I had mixed results with the food. The menu is different from the other locations, and this time my dining partner and I tried the Bison Cannelloni and the Veal Scaloppine. Both were very good although I was a bit overwhelmed by the unexpectedly large portions of veal. I like protein, but would have been more than happy with half of the serving. For dessert we had a sour cherry soy creme caramel and a passion fruit and ginger creme brulee. The creme caramel had no sour cherry flavour at all and the caramel was very, very light tasting, which meant this dish was mostly flavourless. The creme brulee's passion fruit flavour was almost too strong and the dish was soupy except for the caramelized crust. The ginger taste was uneven as you had to bite a piece of grated ginger to get that flavour.
If I ever go back, it will only be to the downtown location. And I think I'll forgo dessert.
I am a Sorrentino's "regular" so can emphathize with the observations of Lea and alau2.
No question the downtown location is "heads and shoulders" above the rest. The reason? That is where Sonny Sung runs the kitchen. As executive chef for the operation he is simply superb.

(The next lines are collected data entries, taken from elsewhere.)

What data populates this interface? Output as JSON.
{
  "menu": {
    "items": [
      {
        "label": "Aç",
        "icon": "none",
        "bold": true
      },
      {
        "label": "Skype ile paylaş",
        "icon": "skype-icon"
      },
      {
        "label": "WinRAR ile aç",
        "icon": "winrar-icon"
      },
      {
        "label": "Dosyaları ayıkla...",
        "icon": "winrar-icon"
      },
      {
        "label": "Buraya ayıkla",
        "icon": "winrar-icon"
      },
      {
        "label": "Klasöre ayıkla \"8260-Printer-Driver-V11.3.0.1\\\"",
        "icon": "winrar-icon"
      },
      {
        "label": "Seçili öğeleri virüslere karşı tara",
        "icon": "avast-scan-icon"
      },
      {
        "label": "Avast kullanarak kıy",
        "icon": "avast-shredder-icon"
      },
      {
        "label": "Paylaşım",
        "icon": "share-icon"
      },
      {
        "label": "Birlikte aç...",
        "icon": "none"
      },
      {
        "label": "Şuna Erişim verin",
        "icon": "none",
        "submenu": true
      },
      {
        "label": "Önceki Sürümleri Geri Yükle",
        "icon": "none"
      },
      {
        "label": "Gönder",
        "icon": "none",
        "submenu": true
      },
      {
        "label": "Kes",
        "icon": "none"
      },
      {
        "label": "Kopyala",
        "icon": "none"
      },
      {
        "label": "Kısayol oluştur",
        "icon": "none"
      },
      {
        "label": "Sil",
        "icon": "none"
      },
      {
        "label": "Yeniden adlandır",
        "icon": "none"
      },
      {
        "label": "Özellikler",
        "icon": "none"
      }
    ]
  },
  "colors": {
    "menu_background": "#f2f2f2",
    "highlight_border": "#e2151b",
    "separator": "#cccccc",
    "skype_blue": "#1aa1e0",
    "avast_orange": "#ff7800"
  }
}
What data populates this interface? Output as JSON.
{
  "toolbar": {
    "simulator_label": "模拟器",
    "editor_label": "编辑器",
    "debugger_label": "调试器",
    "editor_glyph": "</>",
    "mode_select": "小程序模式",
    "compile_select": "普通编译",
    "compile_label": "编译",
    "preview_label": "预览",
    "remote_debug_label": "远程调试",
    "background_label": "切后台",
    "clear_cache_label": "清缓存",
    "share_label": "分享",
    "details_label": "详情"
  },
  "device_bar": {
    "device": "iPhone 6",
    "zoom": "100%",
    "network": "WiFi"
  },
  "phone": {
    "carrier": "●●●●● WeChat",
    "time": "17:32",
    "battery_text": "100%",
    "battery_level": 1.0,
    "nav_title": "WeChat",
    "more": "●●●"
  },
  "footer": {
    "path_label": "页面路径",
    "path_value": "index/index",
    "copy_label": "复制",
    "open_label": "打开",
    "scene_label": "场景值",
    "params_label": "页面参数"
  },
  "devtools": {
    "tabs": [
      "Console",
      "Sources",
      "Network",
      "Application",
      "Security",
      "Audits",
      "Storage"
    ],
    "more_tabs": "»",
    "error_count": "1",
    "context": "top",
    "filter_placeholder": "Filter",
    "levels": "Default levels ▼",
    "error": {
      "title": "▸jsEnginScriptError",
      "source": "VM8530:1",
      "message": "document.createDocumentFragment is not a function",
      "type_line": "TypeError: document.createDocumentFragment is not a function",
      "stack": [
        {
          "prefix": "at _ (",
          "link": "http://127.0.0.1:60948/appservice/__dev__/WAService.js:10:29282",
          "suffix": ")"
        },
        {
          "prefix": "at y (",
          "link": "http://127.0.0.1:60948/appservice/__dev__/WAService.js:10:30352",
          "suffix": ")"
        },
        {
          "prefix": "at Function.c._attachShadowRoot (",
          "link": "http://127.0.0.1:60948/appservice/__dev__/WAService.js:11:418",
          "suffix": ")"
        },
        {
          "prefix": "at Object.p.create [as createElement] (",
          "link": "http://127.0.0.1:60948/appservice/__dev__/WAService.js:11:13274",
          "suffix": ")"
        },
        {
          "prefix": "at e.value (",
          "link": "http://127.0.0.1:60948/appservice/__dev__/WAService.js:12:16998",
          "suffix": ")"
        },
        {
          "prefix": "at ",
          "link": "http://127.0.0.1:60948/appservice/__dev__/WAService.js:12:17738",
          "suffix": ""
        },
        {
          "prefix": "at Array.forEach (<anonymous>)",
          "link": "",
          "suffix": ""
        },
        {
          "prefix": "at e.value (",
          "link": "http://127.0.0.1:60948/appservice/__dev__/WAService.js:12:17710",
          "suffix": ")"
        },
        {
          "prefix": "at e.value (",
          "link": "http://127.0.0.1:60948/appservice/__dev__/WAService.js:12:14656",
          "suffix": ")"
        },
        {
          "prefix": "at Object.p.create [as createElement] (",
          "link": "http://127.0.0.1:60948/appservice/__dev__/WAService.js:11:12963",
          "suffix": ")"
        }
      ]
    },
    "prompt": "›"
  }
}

I have had less impressive meals at the other locations. I think staffing is the major issue. Sorrentino's like many other restaurants in Alberta is having a tough time getting and retaining experienced staff whether in the front of the house or in the kitchen. The downtown location perhaps less so than the others due to its proximity to the hotels and regular business clientele.
In fact I may just head out there for lunch in an hour or so if they have re-opened after the Christmas break.
I've always been disappointed at Sorrentino's - really bad service, small portions, large prices, disappointing pasta and side dishes.
However, the exception is Sorrentino's location downtown which has impeccable service and solid food. Don't know why they can't keep that standard at their other locations.
I've always been a little befuddled by all the hype surrounding Sorrentino's- I've never had anything resembling a memorable meal there. The high bill always sticks in my mind though.
That said, I've found the food is usually fairly edible and decent- it's just not great. I've mostly been there (the old Whyte Ave location, on 104 St., and the west end location on 170 St. and Callingwood Rd.) for office parties, especially in my younger days when I worked various odd jobs at minimum wage, in which case, the perceived quality of the place tends to go up. Just my 2 cents.